Iraqi troops and allied Shi’ite militias are locked in a major offensive against Islamist extremists in Tikrit, with neither side gaining ground.
On Sunday, the two sides exchanged sniper and mortar fire in a second week of fighting amid reports the Islamists have obtained vast quantities of chlorine for possible use as a chemical weapon, Reuters reported Monday.
A military official returned from the front in Tikrit said no major advances were made by either side nearly two weeks into an operation to win back Tikrit from Islamist control since June.
Meanwhile, Iraqi Kurdish authorities said they have proof the militants occupying large parts of the country’s north and west used chlorine against Kurdish peshmerga fighters in January in a car bombing attempt west of the city of Mosul.
Baghdad has not issued a statement on the semi-autonomous Kurdish region’s announcement. An official reached by Reuters on Sunday declined to comment.

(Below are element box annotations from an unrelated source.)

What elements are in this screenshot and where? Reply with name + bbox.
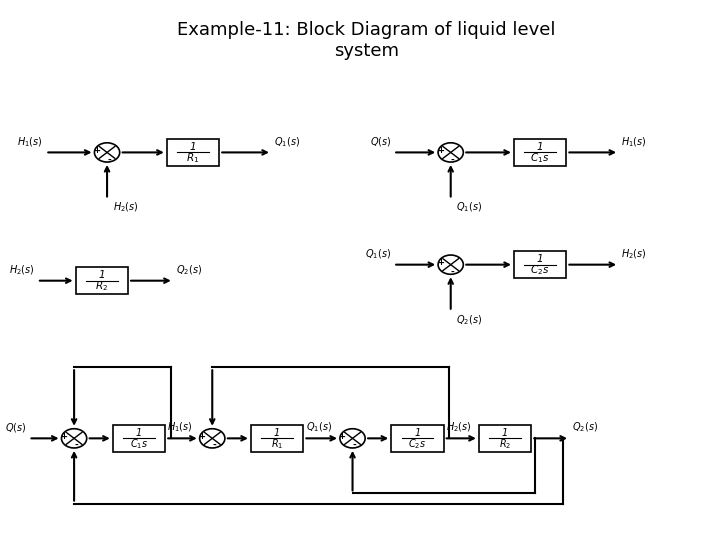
Text: $Q_2(s)$: $Q_2(s)$ [572,421,598,435]
Text: $C_1s$: $C_1s$ [130,437,148,451]
Text: +: + [338,431,346,441]
Circle shape [438,143,464,162]
Text: -: - [212,441,216,450]
Text: $Q_1(s)$: $Q_1(s)$ [365,247,391,261]
Text: 1: 1 [537,254,544,264]
Text: 1: 1 [136,428,142,438]
Text: 1: 1 [414,428,420,438]
Text: -: - [451,268,455,276]
Text: +: + [437,146,444,155]
Text: +: + [93,146,100,155]
Text: $H_1(s)$: $H_1(s)$ [621,135,647,148]
Text: Example-11: Block Diagram of liquid level
system: Example-11: Block Diagram of liquid leve… [177,22,556,60]
Text: $Q_1(s)$: $Q_1(s)$ [305,421,332,435]
Text: $R_1$: $R_1$ [186,151,199,165]
Circle shape [61,429,86,448]
Text: $R_2$: $R_2$ [95,280,108,293]
Text: 1: 1 [189,142,197,152]
Text: $R_2$: $R_2$ [499,437,511,451]
Text: $H_2(s)$: $H_2(s)$ [446,421,472,435]
Text: $Q_1(s)$: $Q_1(s)$ [456,201,482,214]
Text: 1: 1 [502,428,508,438]
Text: $Q_1(s)$: $Q_1(s)$ [274,135,300,148]
Text: $H_1(s)$: $H_1(s)$ [167,421,193,435]
Bar [479,425,531,452]
Text: +: + [198,431,205,441]
Text: $Q_2(s)$: $Q_2(s)$ [176,263,202,277]
Text: 1: 1 [537,142,544,152]
Bar [514,139,567,166]
Bar [166,139,220,166]
Text: $H_2(s)$: $H_2(s)$ [9,263,35,277]
Circle shape [94,143,120,162]
Text: 1: 1 [274,428,280,438]
Bar [514,251,567,278]
Text: +: + [60,431,67,441]
Circle shape [199,429,225,448]
Text: $Q_2(s)$: $Q_2(s)$ [456,313,482,327]
Text: +: + [437,258,444,267]
Text: $H_2(s)$: $H_2(s)$ [621,247,647,261]
Text: $C_2s$: $C_2s$ [531,264,550,278]
Text: $Q(s)$: $Q(s)$ [369,135,391,148]
Circle shape [438,255,464,274]
Text: 1: 1 [99,271,105,280]
Text: $H_2(s)$: $H_2(s)$ [112,201,138,214]
Bar [76,267,128,294]
Bar [112,425,166,452]
Bar [251,425,303,452]
Text: $H_1(s)$: $H_1(s)$ [17,135,42,148]
Bar [391,425,444,452]
Text: -: - [451,156,455,164]
Text: -: - [353,441,356,450]
Text: $R_1$: $R_1$ [271,437,284,451]
Text: $C_1s$: $C_1s$ [531,151,550,165]
Text: -: - [74,441,78,450]
Text: -: - [107,156,111,164]
Text: $Q(s)$: $Q(s)$ [5,421,27,434]
Text: $C_2s$: $C_2s$ [408,437,426,451]
Circle shape [340,429,365,448]
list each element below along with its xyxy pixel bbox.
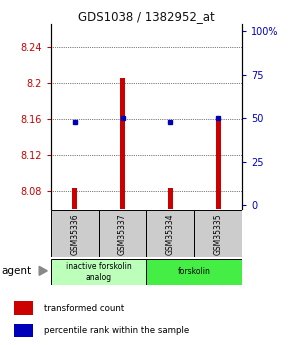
Bar bbox=[120, 78, 125, 209]
Bar bbox=[146, 210, 194, 257]
Title: GDS1038 / 1382952_at: GDS1038 / 1382952_at bbox=[78, 10, 215, 23]
Bar bbox=[99, 210, 146, 257]
Bar bbox=[72, 188, 77, 209]
Bar bbox=[146, 259, 242, 285]
Bar bbox=[51, 210, 99, 257]
Text: GSM35335: GSM35335 bbox=[214, 213, 223, 255]
Text: forskolin: forskolin bbox=[178, 267, 211, 276]
Bar bbox=[51, 259, 146, 285]
Text: transformed count: transformed count bbox=[44, 304, 124, 313]
Text: GSM35334: GSM35334 bbox=[166, 213, 175, 255]
Text: percentile rank within the sample: percentile rank within the sample bbox=[44, 326, 189, 335]
Bar bbox=[168, 188, 173, 209]
Text: GSM35336: GSM35336 bbox=[70, 213, 79, 255]
Bar bbox=[14, 324, 33, 337]
Text: inactive forskolin
analog: inactive forskolin analog bbox=[66, 262, 131, 282]
Text: GSM35337: GSM35337 bbox=[118, 213, 127, 255]
Text: agent: agent bbox=[1, 266, 32, 276]
Bar bbox=[14, 302, 33, 315]
Polygon shape bbox=[39, 266, 47, 275]
Bar bbox=[216, 119, 221, 209]
Bar bbox=[194, 210, 242, 257]
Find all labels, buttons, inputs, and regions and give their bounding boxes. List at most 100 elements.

But the mayor of a town on the northern edge of Tikrit told Reuters on Sunday that storage containers filled with chlorine were found by troops and mainly Shi’ite militiamen when they entered al-Alam last week, the day before they fought their way into Tikrit.
“We found a number of storage units containing chlorine that we think were seized by Daesh from water purification stations in different parts of Tikrit,” Laith al-Jubouri said, using the Arabic acronym for the group.
On Tuesday, when Iraqi forces and allied mainly-Shi’ite militias pushed the Islamist fighters out of the town, a Reuters photographer was present when Iraqi police instructed journalists to stand back and hold their breath as they detonated a roadside bomb they suspected contained chlorine.
When they detonated the bomb, a yellowish plume burst into the air, and as bystanders coughed, officials shouted “be careful, it’s chlorine!”, the Reuters photographer said.
The military campaign to retake Tikrit has been stalled since Friday when security officials said Iraqi forces and their militia allies would wait for reinforcements before moving forward.
Two days later, back-up had not yet arrived, and officials continued to stress the challenges they faced in flushing out militants in street-by-street battles and defusing bombs and booby traps they laid while retreating from parts of the city.